31 婚約なんてお断り
申し込みのあった婚約話は全てとうさまが丁重にお断りしたそうです。
一人、直接会いたいと、ここに訪ねてきた人がいたらしいけど、断って、丁重に…お帰り願ったそう。公爵家のご子息だったらしいです。
んーと。もしかして、あの時私を見てたあの男の子だったのかも。
他に王族からも数人申し込みがあったらしいけど、すぐに向こうから取り消してきた(第二王子らしい)もの、こちらから、今はまだ考えてないとやんわりお断りした(第三王子)のものとかあるらしい。
因みに、第一王子は病弱でもう何年も病に臥せっているのだそうで、王位を継ぐのは多分第二王子が有力らしい。
まあ、その辺の事情で未来のお妃様には私ではだめなんでしょう。とうさまはめっちゃ怒ってたけど。自分から申し込んだのに、すぐに取り消すな!と。いや…すぐに自分も断るつもりだったんでしょうに…。

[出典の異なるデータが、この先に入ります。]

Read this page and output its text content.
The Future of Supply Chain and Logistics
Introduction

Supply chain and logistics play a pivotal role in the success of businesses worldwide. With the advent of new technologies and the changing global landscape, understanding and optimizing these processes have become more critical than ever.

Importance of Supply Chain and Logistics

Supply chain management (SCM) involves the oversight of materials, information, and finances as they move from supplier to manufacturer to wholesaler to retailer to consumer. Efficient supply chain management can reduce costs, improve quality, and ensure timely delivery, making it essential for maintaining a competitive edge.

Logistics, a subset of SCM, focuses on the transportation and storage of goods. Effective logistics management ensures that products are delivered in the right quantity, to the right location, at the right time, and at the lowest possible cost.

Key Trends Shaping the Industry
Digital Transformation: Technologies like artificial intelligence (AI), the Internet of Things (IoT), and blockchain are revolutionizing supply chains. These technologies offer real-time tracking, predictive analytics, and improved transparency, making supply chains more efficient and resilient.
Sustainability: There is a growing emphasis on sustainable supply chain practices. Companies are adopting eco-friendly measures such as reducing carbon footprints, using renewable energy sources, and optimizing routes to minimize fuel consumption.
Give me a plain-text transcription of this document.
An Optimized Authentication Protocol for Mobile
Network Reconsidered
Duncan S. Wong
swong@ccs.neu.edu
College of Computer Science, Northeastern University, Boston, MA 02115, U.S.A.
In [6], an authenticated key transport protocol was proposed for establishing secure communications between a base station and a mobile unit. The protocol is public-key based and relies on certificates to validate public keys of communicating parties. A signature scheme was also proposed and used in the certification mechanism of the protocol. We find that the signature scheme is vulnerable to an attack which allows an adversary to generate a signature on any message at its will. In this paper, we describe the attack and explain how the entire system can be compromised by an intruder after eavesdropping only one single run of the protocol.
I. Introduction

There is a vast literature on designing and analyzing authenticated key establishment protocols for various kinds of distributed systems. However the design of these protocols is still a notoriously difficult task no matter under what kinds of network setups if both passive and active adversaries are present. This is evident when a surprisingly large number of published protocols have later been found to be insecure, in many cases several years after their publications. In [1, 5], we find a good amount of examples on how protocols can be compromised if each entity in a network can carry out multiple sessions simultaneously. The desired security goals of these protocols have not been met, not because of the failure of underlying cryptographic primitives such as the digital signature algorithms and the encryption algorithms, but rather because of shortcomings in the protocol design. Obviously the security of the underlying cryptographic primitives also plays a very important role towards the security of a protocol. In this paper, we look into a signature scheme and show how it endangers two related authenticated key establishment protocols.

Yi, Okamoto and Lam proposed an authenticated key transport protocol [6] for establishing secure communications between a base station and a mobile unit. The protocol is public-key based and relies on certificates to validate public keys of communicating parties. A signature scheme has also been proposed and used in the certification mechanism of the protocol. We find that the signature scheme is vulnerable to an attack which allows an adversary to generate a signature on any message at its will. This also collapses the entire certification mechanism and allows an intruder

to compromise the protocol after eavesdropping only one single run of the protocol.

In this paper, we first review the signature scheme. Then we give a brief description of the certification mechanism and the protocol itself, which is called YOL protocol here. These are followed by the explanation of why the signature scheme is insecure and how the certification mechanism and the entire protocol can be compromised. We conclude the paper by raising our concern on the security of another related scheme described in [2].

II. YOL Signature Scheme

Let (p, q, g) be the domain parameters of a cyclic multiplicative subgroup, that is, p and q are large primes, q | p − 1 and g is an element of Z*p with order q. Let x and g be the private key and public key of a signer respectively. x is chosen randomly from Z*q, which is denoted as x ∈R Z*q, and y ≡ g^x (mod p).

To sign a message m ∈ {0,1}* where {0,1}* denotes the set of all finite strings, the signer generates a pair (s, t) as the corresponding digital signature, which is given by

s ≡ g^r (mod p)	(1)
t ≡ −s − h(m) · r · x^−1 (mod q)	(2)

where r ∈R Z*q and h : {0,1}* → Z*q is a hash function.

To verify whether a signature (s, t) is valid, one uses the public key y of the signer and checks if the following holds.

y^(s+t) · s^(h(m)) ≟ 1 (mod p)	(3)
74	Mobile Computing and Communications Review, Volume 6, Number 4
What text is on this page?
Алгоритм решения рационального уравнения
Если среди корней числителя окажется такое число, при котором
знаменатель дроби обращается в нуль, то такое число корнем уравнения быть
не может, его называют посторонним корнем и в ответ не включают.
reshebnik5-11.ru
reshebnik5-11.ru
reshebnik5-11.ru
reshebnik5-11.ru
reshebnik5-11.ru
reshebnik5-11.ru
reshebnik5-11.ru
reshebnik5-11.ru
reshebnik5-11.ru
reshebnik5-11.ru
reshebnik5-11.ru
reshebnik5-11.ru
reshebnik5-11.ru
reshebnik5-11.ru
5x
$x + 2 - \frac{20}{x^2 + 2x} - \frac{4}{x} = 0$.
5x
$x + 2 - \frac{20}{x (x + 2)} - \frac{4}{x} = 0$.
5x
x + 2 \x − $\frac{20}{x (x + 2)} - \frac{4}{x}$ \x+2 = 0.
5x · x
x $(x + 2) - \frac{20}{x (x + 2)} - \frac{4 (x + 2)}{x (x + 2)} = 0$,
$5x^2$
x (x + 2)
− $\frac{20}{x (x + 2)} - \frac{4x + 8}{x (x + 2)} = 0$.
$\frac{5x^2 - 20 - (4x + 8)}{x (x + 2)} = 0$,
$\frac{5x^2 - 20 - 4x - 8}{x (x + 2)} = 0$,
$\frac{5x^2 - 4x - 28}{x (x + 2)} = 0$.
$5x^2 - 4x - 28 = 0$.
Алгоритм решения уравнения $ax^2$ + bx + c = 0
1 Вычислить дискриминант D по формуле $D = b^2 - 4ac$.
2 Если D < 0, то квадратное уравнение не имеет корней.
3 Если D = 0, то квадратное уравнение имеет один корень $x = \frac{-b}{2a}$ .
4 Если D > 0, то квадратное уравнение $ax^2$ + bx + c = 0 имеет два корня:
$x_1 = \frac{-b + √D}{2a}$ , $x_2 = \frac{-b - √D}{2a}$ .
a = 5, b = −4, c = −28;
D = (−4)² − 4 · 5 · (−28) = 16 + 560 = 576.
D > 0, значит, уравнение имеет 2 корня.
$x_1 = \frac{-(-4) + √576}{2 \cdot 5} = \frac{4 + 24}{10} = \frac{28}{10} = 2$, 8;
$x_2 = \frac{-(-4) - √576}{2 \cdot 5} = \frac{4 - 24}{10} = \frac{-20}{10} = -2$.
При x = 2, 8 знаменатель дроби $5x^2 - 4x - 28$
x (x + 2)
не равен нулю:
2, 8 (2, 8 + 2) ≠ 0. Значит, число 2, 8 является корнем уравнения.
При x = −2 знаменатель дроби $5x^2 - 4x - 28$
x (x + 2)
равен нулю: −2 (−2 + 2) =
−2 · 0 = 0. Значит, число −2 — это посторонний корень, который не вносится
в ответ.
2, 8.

上の階級の貴族相手だと、やっぱりかなり断りにくいので、私が王都の学校に入学する頃も、まだ婚約者がなく、お気持ちも変わらないようならば、本人に判断を委ねると…私に丸投げ!?とうさま!私に全て押し付けたのね!?
貴族なのに自由恋愛主義は嬉しいんだけどね…。まあいいよ…。
それまでには、私の事なんて忘れてると思うし、他にも、血筋とか、家柄とか、すっごい美人もいるだろうから、私みたいなガサツなのは実際のところ相手にしないと思う。
精霊魔法士なんていう、珍しい戦闘職だから、ちょっとほしい力かなぐらいでしょうか。
一応、マナーとか貴族の立ち振る舞いとかの基礎は叩き込まれたよ?…かあさまに…ガクガクブルブル…。
でも、唯一のお友達のリタと離れるのは寂しいな。リタに話すとまた泣いてしまうかもしれない。あの子は泣き虫だから。普段は冷静なのにね。
学校を卒業してから、こちらに戻って来て、冒険者パーティを組めばいいよね…。
そもそも、貴族の娘が冒険者なんてって思うけど、私には魔物を殲滅したいという目標というか、願望というか…がある。
今現在、ゴブリンなら腐るほどやっつけてますけど。
って言うか、ここの周り、ゴブリンしか出てこないんだもの。
もうちょい遠くに行くと、私のトラウマ、オークとか出てくるみたいだけど。
さらに森に近くなると、ウルフ系やリザード系(ちょっとだけ嫌な思い出が…美味しかったけどね)がいて、魔の森の中は…高ランク冒険者とか以外立ち入り禁止らしい。
できれば高ランク冒険者を目指したい。
そして、あわよくば大金も手にしたい!
そして、悠々自適な生活をしたいの。
そして、…今度こそ幸せに天寿をまっとうしたいの。